Environmental campaigners at Greenpeace International plan to protest against the use of toxic chemicals in electronics products at the Computex IT show in Taipei next week.
"Greenpeace has been working on the pollution caused by toxic chemicals for quite some time, and one of the most outstanding sources of toxic pollution is from the IT industry," the group said Thursday, dubbing such pollution "ewaste".
The environmental group plans to stage events at the World Trade Centre in Taipei starting from June 6, to place pressure upon makers of IT products to stop using toxic chemicals in their products, and to return gadgets for recycling when users are finished with them.
Green components essential
It wouldn't be the first time Greenpeace has protested at Computex or other IT-related trade shows. The group was at Computex last year, and won media attention for its efforts.

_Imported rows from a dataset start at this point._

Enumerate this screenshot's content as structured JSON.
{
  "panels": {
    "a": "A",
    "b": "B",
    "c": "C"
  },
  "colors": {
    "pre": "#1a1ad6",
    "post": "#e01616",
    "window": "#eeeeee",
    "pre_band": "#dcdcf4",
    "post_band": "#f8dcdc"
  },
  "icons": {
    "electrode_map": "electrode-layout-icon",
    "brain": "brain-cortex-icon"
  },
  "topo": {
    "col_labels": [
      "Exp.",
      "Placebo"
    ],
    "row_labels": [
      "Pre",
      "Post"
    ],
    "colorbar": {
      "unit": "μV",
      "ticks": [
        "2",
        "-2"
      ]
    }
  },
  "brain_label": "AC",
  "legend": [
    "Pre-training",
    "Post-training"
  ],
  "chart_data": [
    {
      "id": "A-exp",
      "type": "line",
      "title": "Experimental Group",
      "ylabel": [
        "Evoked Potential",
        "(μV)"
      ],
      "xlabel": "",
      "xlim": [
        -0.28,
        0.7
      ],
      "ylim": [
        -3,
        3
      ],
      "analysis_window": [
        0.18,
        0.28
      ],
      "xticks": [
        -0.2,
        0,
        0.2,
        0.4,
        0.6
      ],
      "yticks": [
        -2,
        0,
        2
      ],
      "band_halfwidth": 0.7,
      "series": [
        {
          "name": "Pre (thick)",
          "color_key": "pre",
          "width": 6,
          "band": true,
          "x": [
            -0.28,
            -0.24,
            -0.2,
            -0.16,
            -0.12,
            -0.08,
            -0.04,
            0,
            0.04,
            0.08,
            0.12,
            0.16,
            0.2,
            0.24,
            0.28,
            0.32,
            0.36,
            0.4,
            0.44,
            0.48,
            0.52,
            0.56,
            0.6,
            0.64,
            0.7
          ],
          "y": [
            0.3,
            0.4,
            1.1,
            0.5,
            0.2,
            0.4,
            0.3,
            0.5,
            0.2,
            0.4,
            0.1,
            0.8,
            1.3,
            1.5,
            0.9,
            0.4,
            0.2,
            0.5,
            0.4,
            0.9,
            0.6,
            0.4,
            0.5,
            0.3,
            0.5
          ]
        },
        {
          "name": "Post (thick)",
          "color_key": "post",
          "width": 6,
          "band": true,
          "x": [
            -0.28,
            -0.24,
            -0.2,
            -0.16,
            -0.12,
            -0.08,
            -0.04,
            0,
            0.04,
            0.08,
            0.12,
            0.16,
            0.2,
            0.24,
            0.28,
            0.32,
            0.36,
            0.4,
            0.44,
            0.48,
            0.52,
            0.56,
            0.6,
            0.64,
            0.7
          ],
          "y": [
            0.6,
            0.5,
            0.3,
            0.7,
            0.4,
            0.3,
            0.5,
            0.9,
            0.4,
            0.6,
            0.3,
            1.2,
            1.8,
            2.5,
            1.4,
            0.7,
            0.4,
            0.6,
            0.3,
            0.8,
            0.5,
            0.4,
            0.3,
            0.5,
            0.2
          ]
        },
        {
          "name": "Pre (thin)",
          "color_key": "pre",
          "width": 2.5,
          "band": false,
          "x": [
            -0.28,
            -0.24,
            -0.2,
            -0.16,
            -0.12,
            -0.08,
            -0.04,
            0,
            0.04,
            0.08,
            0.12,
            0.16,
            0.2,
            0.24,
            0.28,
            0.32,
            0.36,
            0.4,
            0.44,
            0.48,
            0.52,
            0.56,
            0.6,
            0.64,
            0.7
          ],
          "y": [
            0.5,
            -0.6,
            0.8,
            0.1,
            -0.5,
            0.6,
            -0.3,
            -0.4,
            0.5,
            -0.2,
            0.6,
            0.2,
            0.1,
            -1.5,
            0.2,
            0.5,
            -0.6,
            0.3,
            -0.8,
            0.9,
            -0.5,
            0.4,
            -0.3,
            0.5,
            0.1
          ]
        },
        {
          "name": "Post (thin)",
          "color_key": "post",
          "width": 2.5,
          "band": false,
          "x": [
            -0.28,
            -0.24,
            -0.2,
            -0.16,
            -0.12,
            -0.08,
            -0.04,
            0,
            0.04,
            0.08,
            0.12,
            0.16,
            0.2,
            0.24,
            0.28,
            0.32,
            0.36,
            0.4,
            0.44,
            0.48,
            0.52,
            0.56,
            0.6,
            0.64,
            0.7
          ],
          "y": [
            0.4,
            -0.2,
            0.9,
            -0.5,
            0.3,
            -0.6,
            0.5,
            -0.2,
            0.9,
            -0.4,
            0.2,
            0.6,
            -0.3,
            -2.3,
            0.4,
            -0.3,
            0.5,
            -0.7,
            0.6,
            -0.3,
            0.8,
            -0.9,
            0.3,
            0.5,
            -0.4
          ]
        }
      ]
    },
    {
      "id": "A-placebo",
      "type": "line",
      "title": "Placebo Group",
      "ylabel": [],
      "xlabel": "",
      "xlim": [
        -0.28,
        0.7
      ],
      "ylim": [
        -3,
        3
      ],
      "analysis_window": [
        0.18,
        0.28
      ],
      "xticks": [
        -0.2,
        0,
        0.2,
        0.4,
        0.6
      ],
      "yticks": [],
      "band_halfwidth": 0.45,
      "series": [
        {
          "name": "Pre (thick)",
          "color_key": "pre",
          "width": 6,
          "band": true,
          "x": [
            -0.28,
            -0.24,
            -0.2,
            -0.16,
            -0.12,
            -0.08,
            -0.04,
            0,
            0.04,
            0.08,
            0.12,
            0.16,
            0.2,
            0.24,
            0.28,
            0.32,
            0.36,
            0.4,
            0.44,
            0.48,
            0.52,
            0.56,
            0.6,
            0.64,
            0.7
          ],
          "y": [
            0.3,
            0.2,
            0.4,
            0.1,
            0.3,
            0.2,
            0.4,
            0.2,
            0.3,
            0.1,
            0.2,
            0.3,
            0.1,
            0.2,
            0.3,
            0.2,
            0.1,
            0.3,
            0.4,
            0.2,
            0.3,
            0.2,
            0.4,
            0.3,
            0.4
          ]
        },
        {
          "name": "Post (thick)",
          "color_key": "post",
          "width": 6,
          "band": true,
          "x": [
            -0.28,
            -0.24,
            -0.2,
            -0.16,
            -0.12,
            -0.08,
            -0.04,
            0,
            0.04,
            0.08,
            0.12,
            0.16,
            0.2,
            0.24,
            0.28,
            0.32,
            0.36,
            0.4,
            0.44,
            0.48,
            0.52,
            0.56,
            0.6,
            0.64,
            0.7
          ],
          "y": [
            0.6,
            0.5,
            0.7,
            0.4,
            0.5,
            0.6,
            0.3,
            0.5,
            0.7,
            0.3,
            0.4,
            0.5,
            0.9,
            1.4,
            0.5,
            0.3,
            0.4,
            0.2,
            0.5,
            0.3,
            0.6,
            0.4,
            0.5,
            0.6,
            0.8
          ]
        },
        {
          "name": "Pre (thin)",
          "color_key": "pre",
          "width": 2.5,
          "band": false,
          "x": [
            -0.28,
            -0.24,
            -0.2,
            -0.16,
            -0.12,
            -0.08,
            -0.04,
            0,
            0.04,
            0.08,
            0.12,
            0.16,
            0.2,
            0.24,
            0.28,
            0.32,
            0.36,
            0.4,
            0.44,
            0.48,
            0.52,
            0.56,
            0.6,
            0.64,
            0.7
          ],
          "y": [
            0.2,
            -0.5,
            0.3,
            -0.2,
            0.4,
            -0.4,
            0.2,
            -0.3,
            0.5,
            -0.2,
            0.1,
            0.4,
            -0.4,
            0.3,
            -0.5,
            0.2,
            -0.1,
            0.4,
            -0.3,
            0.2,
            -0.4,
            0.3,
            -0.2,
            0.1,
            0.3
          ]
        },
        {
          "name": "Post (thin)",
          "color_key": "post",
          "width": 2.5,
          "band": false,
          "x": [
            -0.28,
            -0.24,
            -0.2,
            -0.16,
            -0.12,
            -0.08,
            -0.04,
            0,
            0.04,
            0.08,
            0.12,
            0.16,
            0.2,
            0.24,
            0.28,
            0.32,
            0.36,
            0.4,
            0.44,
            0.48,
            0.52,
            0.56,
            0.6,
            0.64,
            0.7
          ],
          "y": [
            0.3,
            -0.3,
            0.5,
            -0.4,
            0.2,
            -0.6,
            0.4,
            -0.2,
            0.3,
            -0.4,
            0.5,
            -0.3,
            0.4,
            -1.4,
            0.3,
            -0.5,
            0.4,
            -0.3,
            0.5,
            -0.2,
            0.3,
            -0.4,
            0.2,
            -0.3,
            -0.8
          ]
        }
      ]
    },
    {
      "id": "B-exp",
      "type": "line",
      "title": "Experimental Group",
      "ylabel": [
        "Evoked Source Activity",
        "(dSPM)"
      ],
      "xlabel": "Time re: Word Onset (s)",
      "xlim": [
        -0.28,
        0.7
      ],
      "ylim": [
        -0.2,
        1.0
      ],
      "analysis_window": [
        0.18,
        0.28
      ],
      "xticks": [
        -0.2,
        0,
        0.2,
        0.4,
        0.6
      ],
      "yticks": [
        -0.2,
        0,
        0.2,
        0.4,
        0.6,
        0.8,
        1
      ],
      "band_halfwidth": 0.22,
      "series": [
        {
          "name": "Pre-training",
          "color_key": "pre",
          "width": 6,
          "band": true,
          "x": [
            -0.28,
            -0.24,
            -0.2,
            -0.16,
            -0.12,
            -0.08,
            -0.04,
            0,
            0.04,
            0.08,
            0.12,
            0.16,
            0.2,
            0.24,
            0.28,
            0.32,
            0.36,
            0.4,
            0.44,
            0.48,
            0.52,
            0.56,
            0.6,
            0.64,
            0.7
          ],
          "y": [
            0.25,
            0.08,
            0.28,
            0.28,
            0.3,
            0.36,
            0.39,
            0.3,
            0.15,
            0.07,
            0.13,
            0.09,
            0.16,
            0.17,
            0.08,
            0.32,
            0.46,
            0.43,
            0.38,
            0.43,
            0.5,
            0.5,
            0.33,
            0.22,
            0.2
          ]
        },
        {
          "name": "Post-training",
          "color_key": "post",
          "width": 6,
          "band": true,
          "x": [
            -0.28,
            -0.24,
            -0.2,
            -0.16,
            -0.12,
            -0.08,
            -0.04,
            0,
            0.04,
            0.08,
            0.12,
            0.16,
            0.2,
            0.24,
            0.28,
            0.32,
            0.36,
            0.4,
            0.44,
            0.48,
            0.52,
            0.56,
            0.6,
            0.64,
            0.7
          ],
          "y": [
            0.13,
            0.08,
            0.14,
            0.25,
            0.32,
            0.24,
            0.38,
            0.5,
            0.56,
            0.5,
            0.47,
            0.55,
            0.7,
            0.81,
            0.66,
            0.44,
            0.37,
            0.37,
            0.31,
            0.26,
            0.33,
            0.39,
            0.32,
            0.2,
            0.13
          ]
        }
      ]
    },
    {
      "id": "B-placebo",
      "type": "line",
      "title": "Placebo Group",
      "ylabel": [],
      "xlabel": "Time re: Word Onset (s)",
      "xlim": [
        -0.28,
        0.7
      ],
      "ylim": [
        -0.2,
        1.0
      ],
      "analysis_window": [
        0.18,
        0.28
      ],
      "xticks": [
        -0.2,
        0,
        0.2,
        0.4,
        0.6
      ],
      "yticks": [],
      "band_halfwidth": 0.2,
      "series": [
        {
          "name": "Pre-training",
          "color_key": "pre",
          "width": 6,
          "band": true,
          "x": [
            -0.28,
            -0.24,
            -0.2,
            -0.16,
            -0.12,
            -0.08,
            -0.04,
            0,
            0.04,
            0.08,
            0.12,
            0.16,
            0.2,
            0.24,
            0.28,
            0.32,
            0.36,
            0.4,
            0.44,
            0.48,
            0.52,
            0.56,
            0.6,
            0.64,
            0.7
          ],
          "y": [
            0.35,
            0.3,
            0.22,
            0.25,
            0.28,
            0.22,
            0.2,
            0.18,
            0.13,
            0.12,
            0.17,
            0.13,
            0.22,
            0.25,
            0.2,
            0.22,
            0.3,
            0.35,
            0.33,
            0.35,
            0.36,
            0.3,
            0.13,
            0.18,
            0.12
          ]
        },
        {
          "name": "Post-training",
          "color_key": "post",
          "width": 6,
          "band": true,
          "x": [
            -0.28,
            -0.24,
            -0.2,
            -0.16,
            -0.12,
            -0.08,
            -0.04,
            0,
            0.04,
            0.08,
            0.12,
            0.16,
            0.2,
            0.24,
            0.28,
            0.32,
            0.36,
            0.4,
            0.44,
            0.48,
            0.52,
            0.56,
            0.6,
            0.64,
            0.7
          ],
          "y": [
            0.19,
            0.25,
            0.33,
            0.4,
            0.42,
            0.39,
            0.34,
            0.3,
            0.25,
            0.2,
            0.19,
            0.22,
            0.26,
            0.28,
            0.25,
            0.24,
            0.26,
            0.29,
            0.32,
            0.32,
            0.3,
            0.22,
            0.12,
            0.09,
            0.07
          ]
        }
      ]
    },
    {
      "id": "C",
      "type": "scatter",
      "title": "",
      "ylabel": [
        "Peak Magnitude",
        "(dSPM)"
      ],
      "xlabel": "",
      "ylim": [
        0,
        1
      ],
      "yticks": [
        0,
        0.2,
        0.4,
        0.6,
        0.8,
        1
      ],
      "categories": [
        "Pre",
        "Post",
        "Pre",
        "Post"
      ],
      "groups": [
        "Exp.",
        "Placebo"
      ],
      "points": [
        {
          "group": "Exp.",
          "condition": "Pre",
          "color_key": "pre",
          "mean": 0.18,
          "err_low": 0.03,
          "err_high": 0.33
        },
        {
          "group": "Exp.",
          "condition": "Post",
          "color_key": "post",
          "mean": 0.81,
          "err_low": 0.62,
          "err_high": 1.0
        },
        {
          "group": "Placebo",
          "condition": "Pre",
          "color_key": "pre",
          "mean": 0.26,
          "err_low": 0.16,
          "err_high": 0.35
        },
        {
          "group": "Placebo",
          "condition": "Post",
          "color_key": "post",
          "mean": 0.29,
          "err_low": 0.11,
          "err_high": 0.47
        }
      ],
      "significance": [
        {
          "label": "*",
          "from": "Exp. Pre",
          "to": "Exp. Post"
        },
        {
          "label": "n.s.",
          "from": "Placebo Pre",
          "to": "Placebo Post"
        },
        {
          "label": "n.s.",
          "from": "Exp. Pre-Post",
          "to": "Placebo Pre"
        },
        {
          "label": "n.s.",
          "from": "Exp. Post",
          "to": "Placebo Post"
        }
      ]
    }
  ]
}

It's unlikely the activities will disrupt the show, but its message is being heard in more and more circles, particularly in Europe.
Many producers of technology items ranging from semiconductors to circuit boards, which contain a cocktail of chemicals during manufacturing, are working to develop more nature-friendly ways to operate in response to a regimen of European environmental regulations that take effect on July 1 of this year.
The RoHS regulations (Restriction of the use of Certain Hazardous Substances in Electrical and Electronic Equipment Regulations) ban new electronic or electrical equipment that exceed set levels of heavy metals such as lead, cadmium, mercury, hexavalent chromium and other materials.
In a report titled "Hi Tech: Highly Toxic," Greenpeace argues that a steep rise in the use of electronics devices globally has caused an explosion in electronic waste in landfills, much of it toxic and difficult to recycle safely.
"Every year, hundreds of thousands of old computers and mobile phones are dumped in landfills or burned in smelters. Thousands more are exported, often illegally, from the Europe, US, Japan and other industrialised countries, to Asia. There, workers at scrap yards, some of whom are children, are exposed to a cocktail of toxic chemicals and poisons," it says.
Others have taken steps to combat the rising mountain of junkyard waste from the IT industry.
Taiwan, the host of Computex, has stepped up its efforts to recycle electronics products in recent years, including government buybacks of old computers and heavy fines for improperly disposing of mobile phones or optical disks, including CDs and DVDs.